The molecular basis for the interaction between a prototypic non-I-domain integrin, alpha(IIb)beta(3), and its ligands remains to be determined. In this study, we have characterized a novel missense mutation (Tyr143His) in alpha(IIb) associated with a variant of Glanzmann thrombasthenia. Osaka-12 platelets expressed a substantial amount of alpha(IIb)beta(3) (36%-41% of control) but failed to bind soluble ligands, including a high-affinity alpha(IIb)beta(3)-specific peptidomimetic antagonist. Sequence analysis revealed that Osaka-12 is a compound heterozygote for a single (521)T>C substitution leading to a Tyr143His substitution in alpha(IIb) and for the null expression of alpha(IIb) mRNA from the maternal allele. Given that Tyr143 is located in the W3 4-1 loop of the beta-propeller domain of alpha(IIb), we examined the effects of Tyr143His or Tyr143Ala substitution on the expression and function of alpha(IIb)beta(3) and compared them with KO (Arg-Thr insertion between 160 and 161 residues of alpha(IIb)) and with the Asp163Ala mutation located in the same loop by using 293 cells. Each of them abolished the binding function of alpha(IIb)beta(3) for soluble ligands without disturbing alpha(IIb)beta(3) expression. Because immobilized fibrinogen and fibrin are higher affinity/avidity ligands for alpha(IIb)beta(3), we performed cell adhesion and clot retraction assays. In sharp contrast to KO mutation and Asp163Ala alpha(IIb)beta(3), Tyr143His alpha(IIb)beta(3)-expressing cells still had some ability for cell adhesion and clot retraction. Thus, the functional defect induced by Tyr143His alpha(IIb) is likely caused by its allosteric effect rather than by a defect in the ligand-binding site itself. These detailed structure-function analyses provide better understanding of the ligand-binding sites in integrins.     

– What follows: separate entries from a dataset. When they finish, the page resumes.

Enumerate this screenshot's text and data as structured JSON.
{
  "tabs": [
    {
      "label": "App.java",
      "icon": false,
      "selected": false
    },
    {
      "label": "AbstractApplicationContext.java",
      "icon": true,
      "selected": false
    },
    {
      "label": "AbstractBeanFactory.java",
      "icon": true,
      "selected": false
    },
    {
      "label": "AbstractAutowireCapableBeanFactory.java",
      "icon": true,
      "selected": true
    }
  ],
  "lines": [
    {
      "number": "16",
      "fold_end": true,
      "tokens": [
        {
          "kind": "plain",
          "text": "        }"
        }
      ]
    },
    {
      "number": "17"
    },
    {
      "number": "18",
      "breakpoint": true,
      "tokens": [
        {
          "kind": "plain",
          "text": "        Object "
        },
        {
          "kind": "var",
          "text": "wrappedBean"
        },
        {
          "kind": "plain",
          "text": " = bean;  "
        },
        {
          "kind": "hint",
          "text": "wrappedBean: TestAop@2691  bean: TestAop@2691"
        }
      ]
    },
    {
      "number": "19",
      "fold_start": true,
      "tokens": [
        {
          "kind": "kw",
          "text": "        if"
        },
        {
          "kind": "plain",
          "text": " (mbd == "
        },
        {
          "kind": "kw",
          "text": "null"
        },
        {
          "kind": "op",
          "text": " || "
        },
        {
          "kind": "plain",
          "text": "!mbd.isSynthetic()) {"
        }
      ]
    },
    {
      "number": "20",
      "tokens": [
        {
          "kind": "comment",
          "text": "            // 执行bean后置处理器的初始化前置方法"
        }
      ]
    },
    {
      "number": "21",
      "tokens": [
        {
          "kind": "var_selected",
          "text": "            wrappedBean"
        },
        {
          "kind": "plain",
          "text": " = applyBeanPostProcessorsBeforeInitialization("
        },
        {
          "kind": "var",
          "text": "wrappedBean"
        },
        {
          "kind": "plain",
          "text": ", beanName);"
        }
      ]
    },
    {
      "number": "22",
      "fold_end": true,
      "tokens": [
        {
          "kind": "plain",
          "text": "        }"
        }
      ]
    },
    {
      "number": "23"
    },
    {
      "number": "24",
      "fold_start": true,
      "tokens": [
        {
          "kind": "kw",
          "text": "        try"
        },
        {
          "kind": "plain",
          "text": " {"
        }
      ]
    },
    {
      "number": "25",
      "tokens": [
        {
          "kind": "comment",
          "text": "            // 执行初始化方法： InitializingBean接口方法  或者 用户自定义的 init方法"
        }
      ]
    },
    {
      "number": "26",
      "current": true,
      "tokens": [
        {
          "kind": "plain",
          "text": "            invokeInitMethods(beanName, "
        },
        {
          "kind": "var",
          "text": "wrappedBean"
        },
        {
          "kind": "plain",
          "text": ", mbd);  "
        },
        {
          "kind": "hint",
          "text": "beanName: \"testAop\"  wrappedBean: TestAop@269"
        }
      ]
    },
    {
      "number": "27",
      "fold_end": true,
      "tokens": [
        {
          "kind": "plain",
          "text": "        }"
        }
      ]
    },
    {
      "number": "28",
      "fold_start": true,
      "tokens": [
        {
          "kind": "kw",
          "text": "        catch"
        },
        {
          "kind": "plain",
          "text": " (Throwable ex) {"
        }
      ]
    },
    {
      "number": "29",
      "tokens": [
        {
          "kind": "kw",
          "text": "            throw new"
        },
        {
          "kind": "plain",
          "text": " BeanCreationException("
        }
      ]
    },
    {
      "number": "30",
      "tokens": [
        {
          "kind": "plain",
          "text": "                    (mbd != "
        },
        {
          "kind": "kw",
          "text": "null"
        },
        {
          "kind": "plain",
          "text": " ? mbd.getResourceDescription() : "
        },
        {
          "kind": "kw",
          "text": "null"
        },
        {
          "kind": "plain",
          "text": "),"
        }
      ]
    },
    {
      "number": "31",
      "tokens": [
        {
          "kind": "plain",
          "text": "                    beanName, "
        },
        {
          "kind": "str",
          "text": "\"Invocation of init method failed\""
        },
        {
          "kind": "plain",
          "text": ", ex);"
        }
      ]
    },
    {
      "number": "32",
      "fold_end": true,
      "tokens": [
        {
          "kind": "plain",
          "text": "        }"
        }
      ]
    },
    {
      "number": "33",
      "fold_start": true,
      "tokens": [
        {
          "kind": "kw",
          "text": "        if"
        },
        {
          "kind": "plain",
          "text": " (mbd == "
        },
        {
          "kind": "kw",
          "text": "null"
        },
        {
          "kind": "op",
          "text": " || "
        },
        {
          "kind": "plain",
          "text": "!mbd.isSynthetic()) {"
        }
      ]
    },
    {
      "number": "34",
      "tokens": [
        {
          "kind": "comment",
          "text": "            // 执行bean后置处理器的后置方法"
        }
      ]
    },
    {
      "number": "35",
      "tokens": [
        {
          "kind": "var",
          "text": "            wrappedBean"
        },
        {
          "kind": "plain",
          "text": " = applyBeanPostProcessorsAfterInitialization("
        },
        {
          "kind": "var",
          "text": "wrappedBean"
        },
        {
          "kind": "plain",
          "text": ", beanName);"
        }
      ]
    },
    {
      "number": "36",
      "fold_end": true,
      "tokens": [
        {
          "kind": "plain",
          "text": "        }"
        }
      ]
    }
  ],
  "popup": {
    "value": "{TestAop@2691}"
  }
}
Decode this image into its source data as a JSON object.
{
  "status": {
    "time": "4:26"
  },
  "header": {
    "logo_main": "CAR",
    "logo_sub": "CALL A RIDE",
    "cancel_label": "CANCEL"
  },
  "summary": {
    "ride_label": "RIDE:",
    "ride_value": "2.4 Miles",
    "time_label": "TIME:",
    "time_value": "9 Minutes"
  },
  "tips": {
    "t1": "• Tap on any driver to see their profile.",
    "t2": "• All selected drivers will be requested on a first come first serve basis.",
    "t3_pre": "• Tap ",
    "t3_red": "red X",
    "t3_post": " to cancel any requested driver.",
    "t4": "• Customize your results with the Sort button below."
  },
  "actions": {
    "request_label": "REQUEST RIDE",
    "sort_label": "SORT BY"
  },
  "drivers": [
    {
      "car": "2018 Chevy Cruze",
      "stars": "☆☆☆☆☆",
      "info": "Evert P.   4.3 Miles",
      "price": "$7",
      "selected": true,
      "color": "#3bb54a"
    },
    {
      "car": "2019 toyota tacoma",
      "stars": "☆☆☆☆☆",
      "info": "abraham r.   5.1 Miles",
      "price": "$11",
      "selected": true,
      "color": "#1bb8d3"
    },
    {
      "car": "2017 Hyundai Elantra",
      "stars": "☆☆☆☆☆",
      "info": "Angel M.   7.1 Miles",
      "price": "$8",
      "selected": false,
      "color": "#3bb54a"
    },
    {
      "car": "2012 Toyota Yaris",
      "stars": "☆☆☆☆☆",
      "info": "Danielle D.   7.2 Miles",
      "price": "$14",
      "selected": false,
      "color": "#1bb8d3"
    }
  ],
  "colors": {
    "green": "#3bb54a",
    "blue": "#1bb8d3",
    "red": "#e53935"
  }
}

Missense mutations in the beta(3) subunit have a different impact on the expression and function between alpha(IIb)beta(3) and alpha(v)beta(3).

Alpha(IIb)beta(3) and alpha(v)beta(3) belong to the beta(3) integrin subfamily. Although the beta(3) subunit is a key regulator for the biosynthesis of beta(3) integrins, it remains obscure whether missense mutations in beta(3) may induce the same defects in both alpha(IIb)beta(3) and alpha(v)beta(3). In this study, it is revealed that thrombasthenic platelets with a His280Pro mutation in beta(3), which is prevalent in Japanese patients with Glanzmann thrombasthenia, did contain significant amounts of alpha(v)beta(3) (about 50% of control) using sensitive enzyme-linked immunosorbent assay. Expression studies showed that the His280Probeta(3) mutation impaired alpha(IIb)beta(3) expression but not alpha(v)beta(3) expression in 293 cells. To extend these findings, the effects of several beta(3) missense mutations leading to an impaired alpha(IIb)beta(3) expression on alpha(v)beta(3) function as well as expression was examined: Leu117Trp, Ser162Leu, Arg216Gln, Cys374Tyr, and a newly created Arg216Gln/Leu292Ser mutation. Leu117Trp and Cys374Tyr beta(3) mutations did impair alpha(v)beta(3) expression, while Ser162Leu, Arg216Gln, and Arg216Gln/Leu292Ser mutations did not. With regard to ligand binding function, Ser162Leu mutation induced especially distinct effects between 2 beta(3) integrins: it markedly impaired ligand binding to alpha(IIb)beta(3) but not to alpha(v)beta(3) at all. These data clearly demonstrate that the biosynthesis and the ligand binding function of alpha(IIb)beta(3) and those of alpha(v)beta(3) are regulated in part by different mechanisms. Present data would be a clue to elucidate the regulatory mechanism of expression and function of beta(3) integrins.